Micro-RNAs miR-29a and miR-330-5p function as tumor suppressors by targeting the MUC1 mucin in pancreatic cancer cells.

Biochim Biophys Acta 2015 Oct 31;1853(10 Pt A):2392-403. Epub 2015 May 31.

Inserm, UMR-S1172, Jean-Pierre Aubert Research Center, Team "Mucins, Epithelial Differentiation and Carcinogenesis", Rue Polonovski, 59045 Lille cedex, France; Université de Lille 2, 42 rue Paul Duez, 59000 Lille, France; Centre Hospitalier Régional et Universitaire de Lille, 59037 Lille cedex, France. Electronic address:

MUC1 is an oncogenic mucin overexpressed in several epithelial cancers, including pancreatic ductal adenocarcinoma, and is considered as a potent target for cancer therapy. To control cancer progression, miRNAs became very recently, major targets and tools to inhibit oncogene expression. Inhibiting MUC1 using miRNAs appears thus as an attractive strategy to reduce cancer progression. However, potent miRNAs and associated mechanisms regulating MUC1 expression remain to be identified. To this aim, we undertook to study MUC1 regulation by miRNAs in pancreatic cancer cells and identify those with tumor suppressive activity. MiRNAs potentially targeting the 3'-UTR, the coding region, or the 5'-UTR of MUC1 were selected using an in silico approach.
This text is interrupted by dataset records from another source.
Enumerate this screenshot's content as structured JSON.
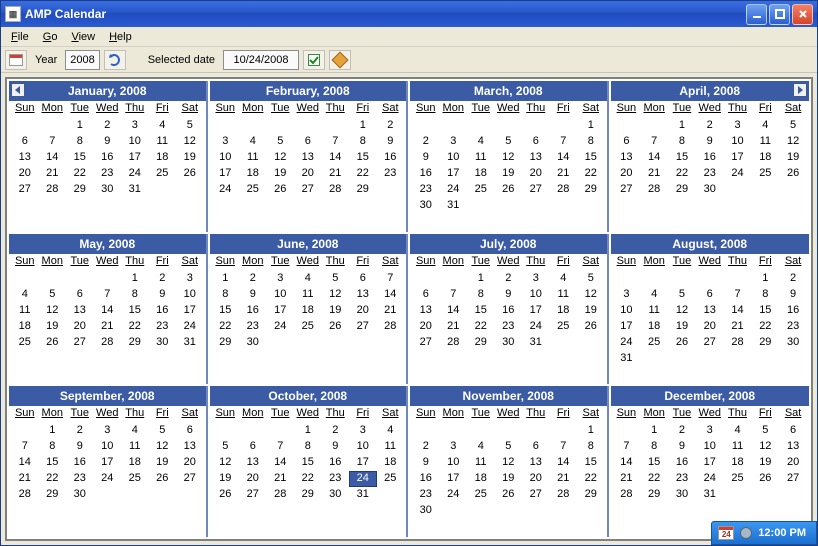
{
  "window": {
    "title": "AMP Calendar"
  },
  "menu": {
    "file": "File",
    "go": "Go",
    "view": "View",
    "help": "Help"
  },
  "toolbar": {
    "year_label": "Year",
    "year_value": "2008",
    "sel_label": "Selected date",
    "sel_value": "10/24/2008"
  },
  "dow": [
    "Sun",
    "Mon",
    "Tue",
    "Wed",
    "Thu",
    "Fri",
    "Sat"
  ],
  "months": [
    {
      "title": "January, 2008",
      "offset": 2,
      "days": 31
    },
    {
      "title": "February, 2008",
      "offset": 5,
      "days": 29
    },
    {
      "title": "March, 2008",
      "offset": 6,
      "days": 31
    },
    {
      "title": "April, 2008",
      "offset": 2,
      "days": 30
    },
    {
      "title": "May, 2008",
      "offset": 4,
      "days": 31
    },
    {
      "title": "June, 2008",
      "offset": 0,
      "days": 30
    },
    {
      "title": "July, 2008",
      "offset": 2,
      "days": 31
    },
    {
      "title": "August, 2008",
      "offset": 5,
      "days": 31
    },
    {
      "title": "September, 2008",
      "offset": 1,
      "days": 30
    },
    {
      "title": "October, 2008",
      "offset": 3,
      "days": 31,
      "selected": 24
    },
    {
      "title": "November, 2008",
      "offset": 6,
      "days": 30
    },
    {
      "title": "December, 2008",
      "offset": 1,
      "days": 31
    }
  ],
  "tray": {
    "date_badge": "24",
    "time": "12:00 PM"
  }
}
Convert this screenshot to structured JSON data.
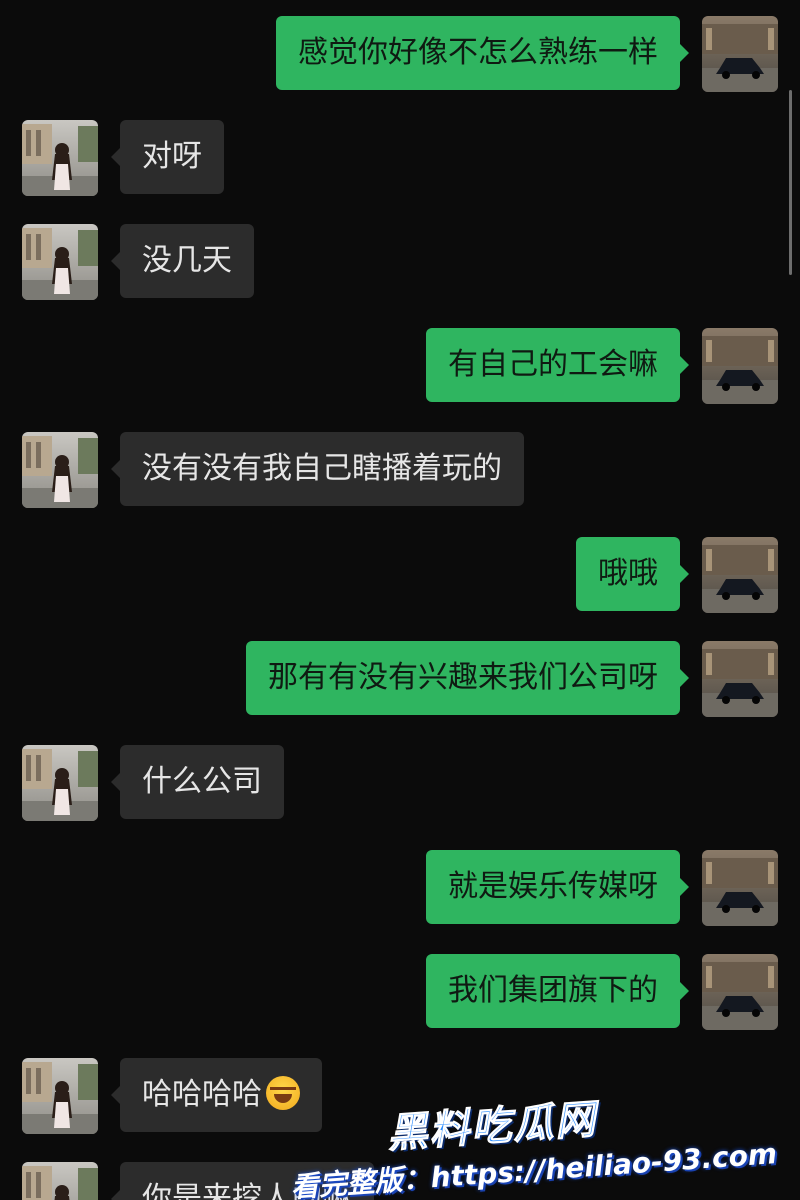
{
  "messages": [
    {
      "side": "out",
      "text": "感觉你好像不怎么熟练一样"
    },
    {
      "side": "in",
      "text": "对呀"
    },
    {
      "side": "in",
      "text": "没几天"
    },
    {
      "side": "out",
      "text": "有自己的工会嘛"
    },
    {
      "side": "in",
      "text": "没有没有我自己瞎播着玩的"
    },
    {
      "side": "out",
      "text": "哦哦"
    },
    {
      "side": "out",
      "text": "那有有没有兴趣来我们公司呀"
    },
    {
      "side": "in",
      "text": "什么公司"
    },
    {
      "side": "out",
      "text": "就是娱乐传媒呀"
    },
    {
      "side": "out",
      "text": "我们集团旗下的"
    },
    {
      "side": "in",
      "text": "哈哈哈哈",
      "emoji": "tears-of-joy-emoji"
    },
    {
      "side": "in",
      "text": "你是来挖人的嘛"
    }
  ],
  "watermark": {
    "brand": "黑料吃瓜网",
    "label": "看完整版：",
    "url": "https://heiliao-93.com"
  },
  "colors": {
    "background": "#0b0b0b",
    "outgoing_bubble": "#2fb560",
    "incoming_bubble": "#2c2c2c",
    "watermark_blue": "#2a8cff"
  },
  "icons": {
    "self_avatar": "car-photo-avatar",
    "contact_avatar": "girl-photo-avatar"
  }
}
Our in vitro and in vivo experiments indicate that miR-29a and miR-330-5p are strong inhibitors of MUC1 expression in pancreatic cancer cells through direct binding to MUC1 3'-UTR. MUC1 regulation by the other selected miRNAs (miR-183, miR-200a, miR-876-3p and miR-939) was found to be indirect. MiR-29a and miR-330-5p are also deregulated in human pancreatic cancer cell lines and tissues and in pancreatic tissues of Kras(G12D) mice. In vitro, miR-29a and miR-330-5p inhibit cell proliferation, cell migration, cell invasion and sensitize pancreatic cancer cells to gemcitabine. In vivo intra-tumoral injection of these two miRNAs in xenografted pancreatic tumors led to reduced tumor growth. Altogether, we have identified miR-29a and miR-330-5p as two new tumor suppressive miRNAs that inhibit the expression of MUC1 oncogenic mucin in pancreatic cancer cells.